Rezension

Berührend, absurd, komisch!

Der Hundertjährige, der aus dem Fenster stieg und verschwand - Jonas Jonasson

Der Hundertjährige, der aus dem Fenster stieg und verschwand
von Jonas Jonasson

Ein Hundertjähriger verschwindet - und ein Land steht Kopf.

Das Buch mit dem mit Abstand ansprechendsten Titel des Jahres 2012 überraschte die Literaturwelt und hielt sich extrem lange ganz oben auf der Bestsellerliste. Mit 1.000.000 verkauften Exemplaren alleine in Deutschland in nur 11 Monaten kann man hier also von einem der wichtigsten Bücher des vergangenen Jahres sprechen (auch wenn es der Korrektheit halber bereits 2011 erschienen ist).

Dass Debütromane groß rauskommen ist selten und für einen Autoren sicherlich ein 6er im Lotto und den hat der schwedische Autor Jonas Jonasson auf jeden Fall gezogen. Und dabei stand das Buch, als ich es in einer kleinen Buchhandlung abseits der großen Einkaufsstraße gekauft habe, ganz bescheiden am Ende eines Regals und ich dachte noch, einen richtigen Geheimtipp entdeckt und einen Roman abseits des Mainstreams erstanden zu haben.

Da hatte ich zwar, wie ich einige Tage später mit Blick auf die aktuelle Spiegel- Bestsellerliste feststellte, falsch gedacht, dennoch: Dieses Buch ist wunderbar!

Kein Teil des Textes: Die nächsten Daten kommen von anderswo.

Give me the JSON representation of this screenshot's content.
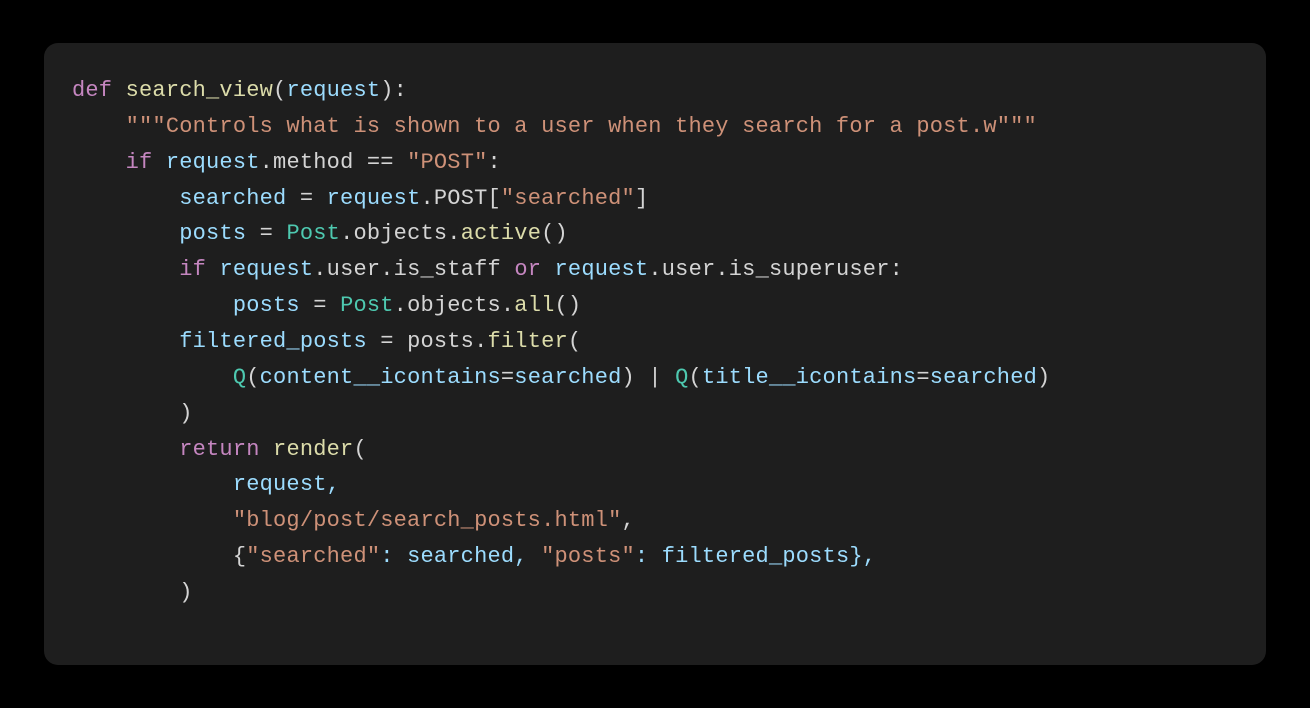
{
  "code": {
    "language": "python",
    "theme": "dark-plus",
    "tokens": [
      [
        {
          "t": "def ",
          "c": "kw"
        },
        {
          "t": "search_view",
          "c": "fn"
        },
        {
          "t": "(",
          "c": "pn"
        },
        {
          "t": "request",
          "c": "par"
        },
        {
          "t": "):",
          "c": "pn"
        }
      ],
      [
        {
          "t": "    ",
          "c": "pn"
        },
        {
          "t": "\"\"\"Controls what is shown to a user when they search for a post.w\"\"\"",
          "c": "str"
        }
      ],
      [
        {
          "t": "    ",
          "c": "pn"
        },
        {
          "t": "if ",
          "c": "kw"
        },
        {
          "t": "request",
          "c": "par"
        },
        {
          "t": ".method ",
          "c": "prop"
        },
        {
          "t": "== ",
          "c": "op"
        },
        {
          "t": "\"POST\"",
          "c": "str"
        },
        {
          "t": ":",
          "c": "pn"
        }
      ],
      [
        {
          "t": "        searched ",
          "c": "par"
        },
        {
          "t": "= ",
          "c": "op"
        },
        {
          "t": "request",
          "c": "par"
        },
        {
          "t": ".POST[",
          "c": "prop"
        },
        {
          "t": "\"searched\"",
          "c": "str"
        },
        {
          "t": "]",
          "c": "pn"
        }
      ],
      [
        {
          "t": "        posts ",
          "c": "par"
        },
        {
          "t": "= ",
          "c": "op"
        },
        {
          "t": "Post",
          "c": "cls"
        },
        {
          "t": ".objects.",
          "c": "prop"
        },
        {
          "t": "active",
          "c": "fn"
        },
        {
          "t": "()",
          "c": "pn"
        }
      ],
      [
        {
          "t": "        ",
          "c": "pn"
        },
        {
          "t": "if ",
          "c": "kw"
        },
        {
          "t": "request",
          "c": "par"
        },
        {
          "t": ".user.is_staff ",
          "c": "prop"
        },
        {
          "t": "or ",
          "c": "kw"
        },
        {
          "t": "request",
          "c": "par"
        },
        {
          "t": ".user.is_superuser:",
          "c": "prop"
        }
      ],
      [
        {
          "t": "            posts ",
          "c": "par"
        },
        {
          "t": "= ",
          "c": "op"
        },
        {
          "t": "Post",
          "c": "cls"
        },
        {
          "t": ".objects.",
          "c": "prop"
        },
        {
          "t": "all",
          "c": "fn"
        },
        {
          "t": "()",
          "c": "pn"
        }
      ],
      [
        {
          "t": "        filtered_posts ",
          "c": "par"
        },
        {
          "t": "= ",
          "c": "op"
        },
        {
          "t": "posts.",
          "c": "prop"
        },
        {
          "t": "filter",
          "c": "fn"
        },
        {
          "t": "(",
          "c": "pn"
        }
      ],
      [
        {
          "t": "            ",
          "c": "pn"
        },
        {
          "t": "Q",
          "c": "cls"
        },
        {
          "t": "(",
          "c": "pn"
        },
        {
          "t": "content__icontains",
          "c": "par"
        },
        {
          "t": "=",
          "c": "op"
        },
        {
          "t": "searched",
          "c": "par"
        },
        {
          "t": ") | ",
          "c": "pn"
        },
        {
          "t": "Q",
          "c": "cls"
        },
        {
          "t": "(",
          "c": "pn"
        },
        {
          "t": "title__icontains",
          "c": "par"
        },
        {
          "t": "=",
          "c": "op"
        },
        {
          "t": "searched",
          "c": "par"
        },
        {
          "t": ")",
          "c": "pn"
        }
      ],
      [
        {
          "t": "        )",
          "c": "pn"
        }
      ],
      [
        {
          "t": "        ",
          "c": "pn"
        },
        {
          "t": "return ",
          "c": "kw"
        },
        {
          "t": "render",
          "c": "fn"
        },
        {
          "t": "(",
          "c": "pn"
        }
      ],
      [
        {
          "t": "            request,",
          "c": "par"
        }
      ],
      [
        {
          "t": "            ",
          "c": "pn"
        },
        {
          "t": "\"blog/post/search_posts.html\"",
          "c": "str"
        },
        {
          "t": ",",
          "c": "pn"
        }
      ],
      [
        {
          "t": "            {",
          "c": "pn"
        },
        {
          "t": "\"searched\"",
          "c": "str"
        },
        {
          "t": ": searched, ",
          "c": "par"
        },
        {
          "t": "\"posts\"",
          "c": "str"
        },
        {
          "t": ": filtered_posts},",
          "c": "par"
        }
      ],
      [
        {
          "t": "        )",
          "c": "pn"
        }
      ]
    ]
  }
}
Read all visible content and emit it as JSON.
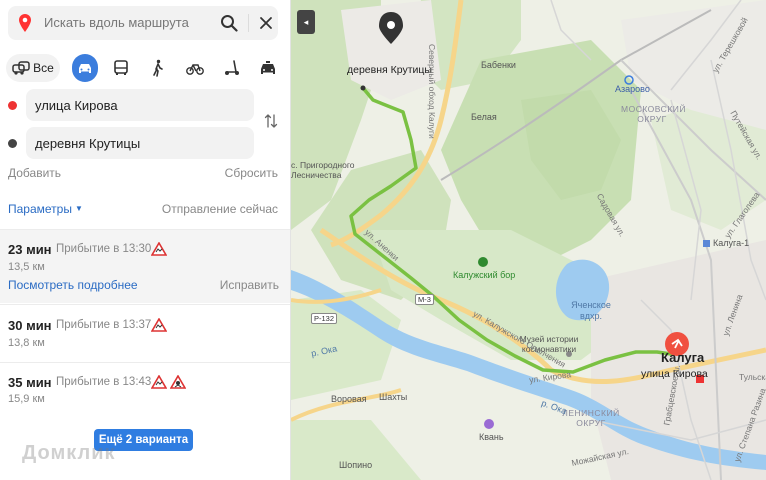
{
  "search": {
    "placeholder": "Искать вдоль маршрута"
  },
  "modes": {
    "all_label": "Все"
  },
  "colors": {
    "accent": "#3b7ddd",
    "route_line": "#7ac142",
    "start_dot": "#e33333",
    "end_dot": "#444444",
    "button": "#2f7de1"
  },
  "points": {
    "from": "улица Кирова",
    "to": "деревня Крутицы"
  },
  "actions": {
    "add": "Добавить",
    "reset": "Сбросить",
    "params": "Параметры",
    "depart": "Отправление сейчас"
  },
  "routes": [
    {
      "time": "23 мин",
      "arrival": "Прибытие в 13:30",
      "distance": "13,5 км",
      "details": "Посмотреть подробнее",
      "fix": "Исправить"
    },
    {
      "time": "30 мин",
      "arrival": "Прибытие в 13:37",
      "distance": "13,8 км"
    },
    {
      "time": "35 мин",
      "arrival": "Прибытие в 13:43",
      "distance": "15,9 км"
    }
  ],
  "more_button": "Ещё 2 варианта",
  "watermark": "Домклик",
  "map": {
    "collapse_glyph": "◂",
    "labels": {
      "destination": "деревня Крутицы",
      "origin": "улица Кирова",
      "city": "Калуга",
      "azarovo": "Азарово",
      "moscow_district": "МОСКОВСКИЙ ОКРУГ",
      "lenin_district": "ЛЕНИНСКИЙ ОКРУГ",
      "forest": "Калужский бор",
      "lake": "Яченское вдхр.",
      "museum": "Музей истории космонавтики",
      "kvan": "Квань",
      "belaya": "Белая",
      "babenki": "Бабенки",
      "lesnichestvo": "с. Пригородного Лесничества",
      "vorovaya": "Воровая",
      "shakhty": "Шахты",
      "shopino": "Шопино",
      "kaluga1": "Калуга-1",
      "oka1": "р. Ока",
      "oka2": "р. Ока",
      "r132": "Р-132",
      "m3": "М-3",
      "bypass": "Северный обход Калуги",
      "ulAnenkiy": "ул. Аненки",
      "ulKaluzhBorg": "ул. Калужского Ополчения",
      "ulKirova2": "ул. Кирова",
      "ulGagarina": "ул. Глаголева",
      "ulSadovaya": "Садовая ул.",
      "ulPutevaya": "Путейская ул.",
      "ulTereshkovoy": "ул. Терешковой",
      "ulLenina": "ул. Ленина",
      "ulGrabtsevskoe": "Грабцевское ш.",
      "ulMozhayskaya": "Можайская ул.",
      "ulStepanaRazina": "ул. Степана Разина",
      "ulTulskaya": "Тульская"
    }
  }
}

Jonasson schickt seinen abtrünnig gewordenen Protagonisten, der keine Lust mehr auf das Leben im Altersheim hat, auf eine Reise durch sein eigenes Leben – auch wenn er sich physisch immer weiter davon entfernt. Auf absurde Art und Weise hatte Allan Karlsson in seinem Leben alle möglichen mächtigen Herren den 20. Jahrhunderts (z.B. Franco, Mao und Stalin) getroffen – allerdings immer ohne die Tragweite jeglichen Handelns oder jeglicher politischen Zusammenhänge zu verstehen.

Auf dem weiteren Weg durch Schweden trifft Allan Karlsson noch weitere kuriose Gestalten, weit abseits alles denkbaren und doch so menschlich, dass sie einen mitallem berühren können, was sie sagen und tun, dass man mit ihnen mitfiebert und hofft, dass sie ihren roten Faden im Leben wiederfinden. Die Flucht vor der Polizei mutiert zur abenteuerlichen Reise – und mittendrin ein 100jähriger, der keine Lustuf seine 100. Geburtstagsfeier hatte und deshalb in seinen “Pisspantoffeln” (“die heißen so, weil Männer in hohem Alter selten weiter als bis zu ihren Schuhspitzen pissen können”) durchs Fenster abgehauen ist, weil er “ja auch ein andermal und anderswo sterben könnte”.

Was sich nach seichtem Klamauk anhört, ist allerdings so charmant erzählt, dass man zwar im ersten Moment oft denkt “Was für ein Quatsch!”, im nächsten aber schon wieder “Gott, ist das niedlich.” Und irgendwie passen all diese Treffen und Geschichten so plausibel in sein Leben und seine Persönlichkeit, dass man nicht eine Sekunde denkt, dass da jemand am Schreibtisch saß und in mühevoller Kleinstarbeit diesen Lebenslauf konstruiert hat.
Leider war mir das Ende viel zu einfach und lahm für solch ein spritziges Buch, das auf relativ wenig Seiten (423 in der Taschenbuchausgabe) so viel Absurdes erzählt. Das Ende ist dann doch irgendwie eine Spur zu absurd, aber selbst das kann den Gesamteindruck nicht schmälern, ich wiederhole: Dieses Buch ist wunderbar!

Und am Ende denkt man sich: “Irgendwie Mist, dass ich meinen Enkelkindern später nicht solche Geschichten erzählen kann.”